A perte de vue

Je ne te connais pas et pourtant tu as le goût du « souffre ».

Que je te décline au masculin ou au féminin, que tu aies l’âge de la déraison ou des regrets, que tu parles ma langue ou déroule un phrasé exotique à mes oreilles, tu hantes mon esprit, tu peuples mon imaginaire.
Alors, de la sombre rue de la question, au sommet de la cathédrale flamboyante, de la fraicheur du saule en bord de quai, aux terrasses ensoleillées, je te guette, je t’envisage, te dévisage dans cette cité alsacienne qui n’est pas la mienne.
Es tu chauve ? Es tu beau ? Sens tu la sueur ? Portes tu une robe fleurie ? Un polo vieilli ? Cours tu le cœur tourmenté ? Marches tu à pas lents dans les méandres de l’aéroport ? De la gare ? Ou de la ville ?

Je ne le saurai jamais.

Je t’imagine, posé sur une chaise, un fauteuil, une banquette ; tu ouvres ma mallette, tu feuillettes mes pages griffonnées, mes lignes noircies sur un écran, tu jettes mes clefs et le roman de cet auteur inconnu, tu découvres ma vie entre photos et déclaration d’impôts.
Tu ris, tu pleures ou tu gémis. Et tu souris, oui, surtout tu souris. Tu l’as fait, sans réfléchir, sans savoir, sans vouloir même, peut-être.

Et moi je suis là, je suis lasse.

Dans les songes de mes nuits chaudes, printemps au goût d’été, je ne sais si je dois te haïr, te choyer, te regretter ou te saluer.
Amoureux des mots, artisan de  la vie, peut-être, me chercheras tu ? Les regrets ont des atours parfois généreux.
Malheureux sans le sous, avide de gain rapide et facile, te moqueras-tu ? L’arrogance de ton forfait te fera regretter le manque de quelques billets.

Et moi je suis là, je suis lasse.

Toi le voleur de mots, le voleur de rêves, que sais tu de ce qui se cache derrière ces lettres, derrière ces notes, derrière ces syllabes ?
Que connais tu des nuits sans sommeil, des réveils matinaux et des voyages, de rail en rail, de personnage en personnage, de mélodie en mélodie ?

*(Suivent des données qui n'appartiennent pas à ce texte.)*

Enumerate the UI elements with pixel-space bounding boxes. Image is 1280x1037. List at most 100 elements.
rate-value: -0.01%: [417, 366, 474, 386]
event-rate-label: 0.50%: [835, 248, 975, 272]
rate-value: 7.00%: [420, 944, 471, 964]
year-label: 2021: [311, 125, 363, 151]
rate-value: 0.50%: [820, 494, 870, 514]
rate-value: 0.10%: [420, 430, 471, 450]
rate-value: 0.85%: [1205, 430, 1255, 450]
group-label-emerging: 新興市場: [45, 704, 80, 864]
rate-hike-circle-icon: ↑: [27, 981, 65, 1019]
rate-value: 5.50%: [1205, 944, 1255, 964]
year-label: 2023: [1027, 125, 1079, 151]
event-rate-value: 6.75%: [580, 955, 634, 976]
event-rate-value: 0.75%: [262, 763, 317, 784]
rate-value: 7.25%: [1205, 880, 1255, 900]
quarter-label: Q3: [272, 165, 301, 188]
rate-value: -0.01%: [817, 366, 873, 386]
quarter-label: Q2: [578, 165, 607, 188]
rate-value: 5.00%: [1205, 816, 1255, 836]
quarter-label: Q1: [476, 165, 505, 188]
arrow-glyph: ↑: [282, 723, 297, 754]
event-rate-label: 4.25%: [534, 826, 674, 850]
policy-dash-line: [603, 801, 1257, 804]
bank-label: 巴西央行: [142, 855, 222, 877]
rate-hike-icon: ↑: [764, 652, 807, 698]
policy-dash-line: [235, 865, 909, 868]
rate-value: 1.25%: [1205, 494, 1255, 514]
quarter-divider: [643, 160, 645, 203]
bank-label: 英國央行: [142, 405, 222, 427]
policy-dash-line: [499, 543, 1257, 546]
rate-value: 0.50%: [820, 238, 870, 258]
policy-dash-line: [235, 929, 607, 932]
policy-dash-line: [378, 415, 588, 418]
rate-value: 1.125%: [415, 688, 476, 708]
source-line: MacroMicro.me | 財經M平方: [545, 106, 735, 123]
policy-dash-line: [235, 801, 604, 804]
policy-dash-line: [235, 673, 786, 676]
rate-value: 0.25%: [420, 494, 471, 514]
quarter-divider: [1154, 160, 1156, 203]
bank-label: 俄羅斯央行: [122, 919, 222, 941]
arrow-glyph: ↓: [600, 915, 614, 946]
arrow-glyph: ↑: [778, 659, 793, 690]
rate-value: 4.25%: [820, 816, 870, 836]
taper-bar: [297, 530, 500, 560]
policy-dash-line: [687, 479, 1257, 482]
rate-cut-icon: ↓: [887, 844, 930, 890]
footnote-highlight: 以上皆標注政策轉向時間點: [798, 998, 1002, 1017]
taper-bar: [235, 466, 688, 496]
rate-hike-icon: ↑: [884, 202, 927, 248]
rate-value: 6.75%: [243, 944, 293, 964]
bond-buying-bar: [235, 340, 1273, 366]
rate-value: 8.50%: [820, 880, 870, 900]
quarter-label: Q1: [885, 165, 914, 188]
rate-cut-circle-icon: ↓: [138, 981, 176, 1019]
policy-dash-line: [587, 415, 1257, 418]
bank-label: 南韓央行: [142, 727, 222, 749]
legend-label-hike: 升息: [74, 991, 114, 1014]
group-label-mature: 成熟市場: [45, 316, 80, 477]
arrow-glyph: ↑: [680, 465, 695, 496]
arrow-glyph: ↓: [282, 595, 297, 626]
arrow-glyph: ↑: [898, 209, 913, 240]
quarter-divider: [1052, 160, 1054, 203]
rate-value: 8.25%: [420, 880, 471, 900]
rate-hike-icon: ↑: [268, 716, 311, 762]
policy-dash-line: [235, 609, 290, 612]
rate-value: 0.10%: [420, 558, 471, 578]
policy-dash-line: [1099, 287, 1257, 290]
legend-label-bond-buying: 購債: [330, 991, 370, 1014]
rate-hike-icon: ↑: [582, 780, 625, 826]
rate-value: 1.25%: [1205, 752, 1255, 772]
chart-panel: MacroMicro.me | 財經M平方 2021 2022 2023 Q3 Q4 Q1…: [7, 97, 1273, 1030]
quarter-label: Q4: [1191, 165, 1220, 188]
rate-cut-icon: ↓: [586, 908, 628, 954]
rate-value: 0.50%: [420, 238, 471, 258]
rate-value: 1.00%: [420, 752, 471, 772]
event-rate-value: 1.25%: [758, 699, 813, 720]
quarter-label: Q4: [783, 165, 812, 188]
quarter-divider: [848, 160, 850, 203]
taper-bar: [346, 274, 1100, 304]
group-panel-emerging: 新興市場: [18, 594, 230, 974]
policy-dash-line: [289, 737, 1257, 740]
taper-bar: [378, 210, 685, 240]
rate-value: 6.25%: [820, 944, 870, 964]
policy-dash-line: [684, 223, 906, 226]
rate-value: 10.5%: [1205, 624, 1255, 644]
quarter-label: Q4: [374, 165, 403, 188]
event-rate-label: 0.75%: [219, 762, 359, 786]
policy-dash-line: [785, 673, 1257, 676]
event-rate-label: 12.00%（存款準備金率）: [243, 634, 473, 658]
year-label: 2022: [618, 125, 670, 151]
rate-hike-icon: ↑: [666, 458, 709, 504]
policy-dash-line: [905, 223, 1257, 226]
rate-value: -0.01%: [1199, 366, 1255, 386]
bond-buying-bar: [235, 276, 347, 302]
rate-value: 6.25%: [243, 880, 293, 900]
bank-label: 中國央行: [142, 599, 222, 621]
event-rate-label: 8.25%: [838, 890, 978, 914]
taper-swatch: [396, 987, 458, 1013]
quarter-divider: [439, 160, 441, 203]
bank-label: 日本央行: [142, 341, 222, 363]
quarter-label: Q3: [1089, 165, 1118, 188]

En prenant ta douche, ou en partageant un bon repas avec tes ami.es, penses-tu à moi ? Imagines-tu qui je suis ? Pourquoi j’écris ?

Devines-tu mes larmes, jaillies sans prévenir à l’annonce du vol ? Comprends-tu ma colère, mon sentiment d’impuissance et d’injustice qui, à la suite, me prirent comme une bête ?  M’as-tu déjà oublié ? Dans un élan passionné, te mets-tu en recherche d’une nouvelle prise ?

Je ne le saurai jamais.

Et moi je suis là, je suis lasse.

Depuis la fenêtre du wagon qui roule à vive allure, le paysage qui défile accompagne mon retour. Je m’en vais. Peut-être es-tu à mes côtés ?
Dans le flou des images qui s’enchaînent, de ville, en ville, de terres sauvages en terres bétonnées, je laisse mon esprit vagabonder.
Sans crier gare, je rêve, à perte de vue.

Malgré toi, malgré moi, je reprends mon stylo, ma plume et mon clavier. Je reprends l’ouvrage comme on racommode un vêtement oublié et adoré. En volant mon manuscrit, en dérobant toutes mes lignes, tu as ouvert une nouvelle page, celle du coute que coute.

Mon « pourquoi ? » n’est plus rien face à mon absence de doute.
Ton « pourquoi pas ? » une allégorie romanesque à remercier.